Por buscar a conciliação, teve a vida defasada e foi levado à prisão por 580 dias através de uma sentença sem provas proferida por um político que usou a magistratura para se autopromover - a História se encarrega de contar o resto.
Antes de ser levado à prisão - que depois se mostrou injusta e parte de uma trama para levar o fascismo neoliberal ao poder -, Lula contou um pouco da sua história de vida, lembrou do que aprendeu com a mãe, dona Lindu, e esperançou:
"Os poderosos podem matar uma, duas ou três rosas, mas jamais poderão deter a chegada da primavera. E a nossa luta é em busca da primavera".
Aos 76 anos, livre, Lula carrega com ele o abraço de Dona Lindu. E quando diz - a sua mais nova "mania" - que não quer governar e, sim, "cuidar" das pessoas pobres do Brasil, Lula fala não só para milhares de brasileiros que confiarão a ele neste domingo, 2 de outubro, seu voto e seu futuro como nação e como indivíduo.
Quando Lula fala em cuidar, ele fala principalmente para o menino Luis Inácio que dentro de um abraço amorosa da mãe se protegeu não só da surra do pai, mas também da fome, do descaso infantil, de todos os tipos de violência de uma sociedade patriarcal, do preconceito daqueles que pensam de forma "ariana" sobre pessoas, raças e gêneros e da falta de oportunidades para que não goza de privilégios ("lei privada, para poucos").

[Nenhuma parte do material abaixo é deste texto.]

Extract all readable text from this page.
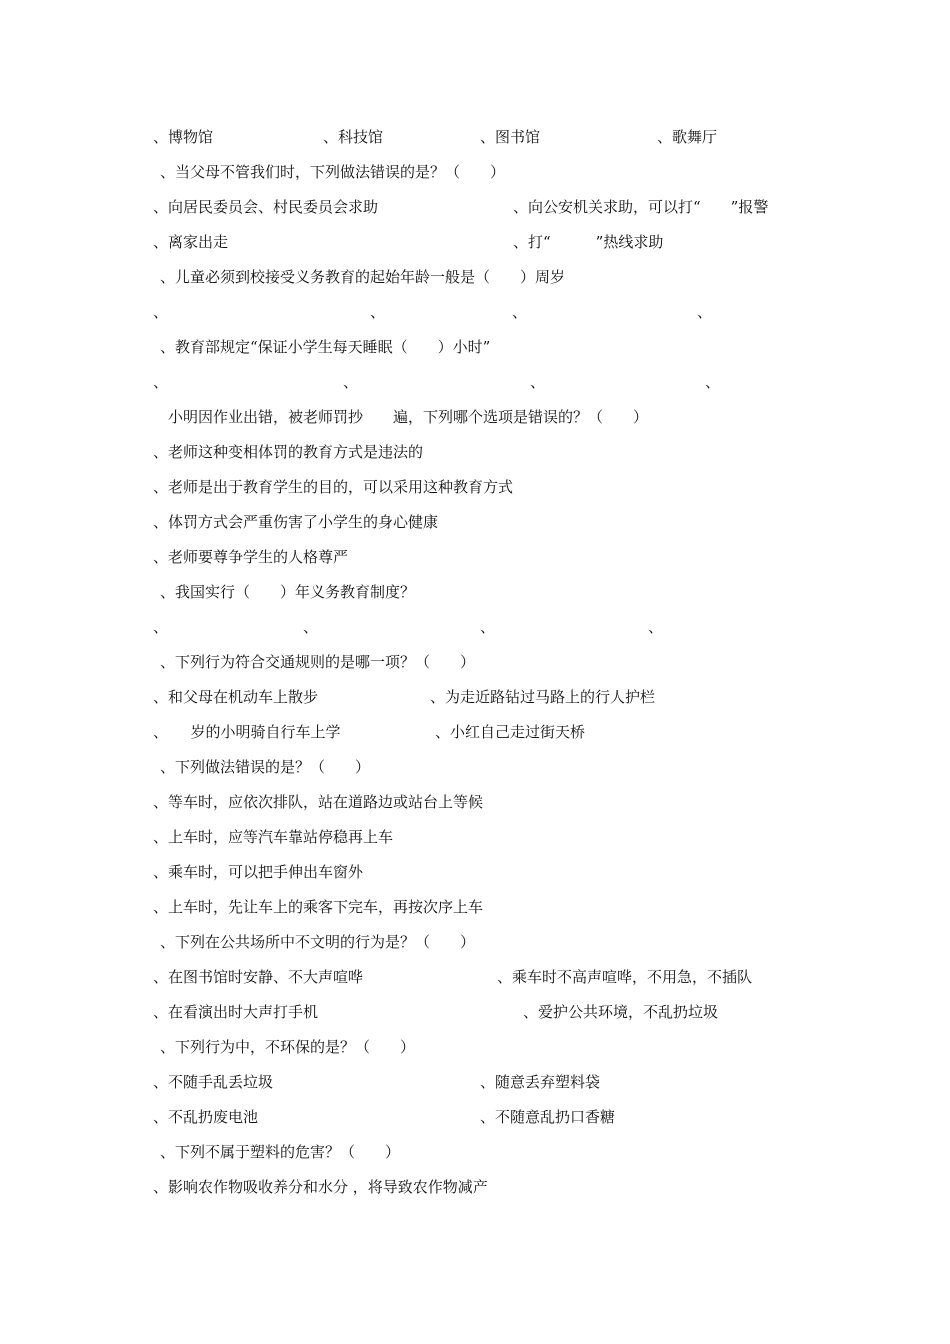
、博物馆	、科技馆	、图书馆	、歌舞厅
、当父母不管我们时，下列做法错误的是？（　　）
、向居民委员会、村民委员会求助	、向公安机关求助，可以打“　　”报警
、离家出走	、打“　　　”热线求助
、儿童必须到校接受义务教育的起始年龄一般是（　　）周岁
、	、	、	、
、教育部规定“保证小学生每天睡眠（　　）小时”
、	、	、	、
小明因作业出错，被老师罚抄　　遍，下列哪个选项是错误的？（　　）
、老师这种变相体罚的教育方式是违法的
、老师是出于教育学生的目的，可以采用这种教育方式
、体罚方式会严重伤害了小学生的身心健康
、老师要尊争学生的人格尊严
、我国实行（　　）年义务教育制度？
、	、	、	、
、下列行为符合交通规则的是哪一项？（　　）
、和父母在机动车上散步	、为走近路钻过马路上的行人护栏
、　　岁的小明骑自行车上学	、小红自己走过街天桥
、下列做法错误的是？（　　）
、等车时，应依次排队，站在道路边或站台上等候
、上车时，应等汽车靠站停稳再上车
、乘车时，可以把手伸出车窗外
、上车时，先让车上的乘客下完车，再按次序上车
、下列在公共场所中不文明的行为是？（　　）
、在图书馆时安静、不大声喧哗	、乘车时不高声喧哗，不用急，不插队
、在看演出时大声打手机	、爱护公共环境，不乱扔垃圾
、下列行为中，不环保的是？（　　）
、不随手乱丢垃圾	、随意丢弃塑料袋
、不乱扔废电池	、不随意乱扔口香糖
、下列不属于塑料的危害？（　　）
、影响农作物吸收养分和水分 ，将导致农作物减产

Quando Lula fala de amor ao pobre, ao faminto, fala com a propriedade de quem aprendeu a sentir com a pessoa que mais ama, desde a gestação, o que é a fome, a pobreza, as consequências de um país desigual - e, por muita vezes, desumano -, a violência de gênero, a misoginia.
Dona Lindu conviveu com tudo isso e escolheu buscar caminhos pelo amor, dentro de seu abraço. Sempre!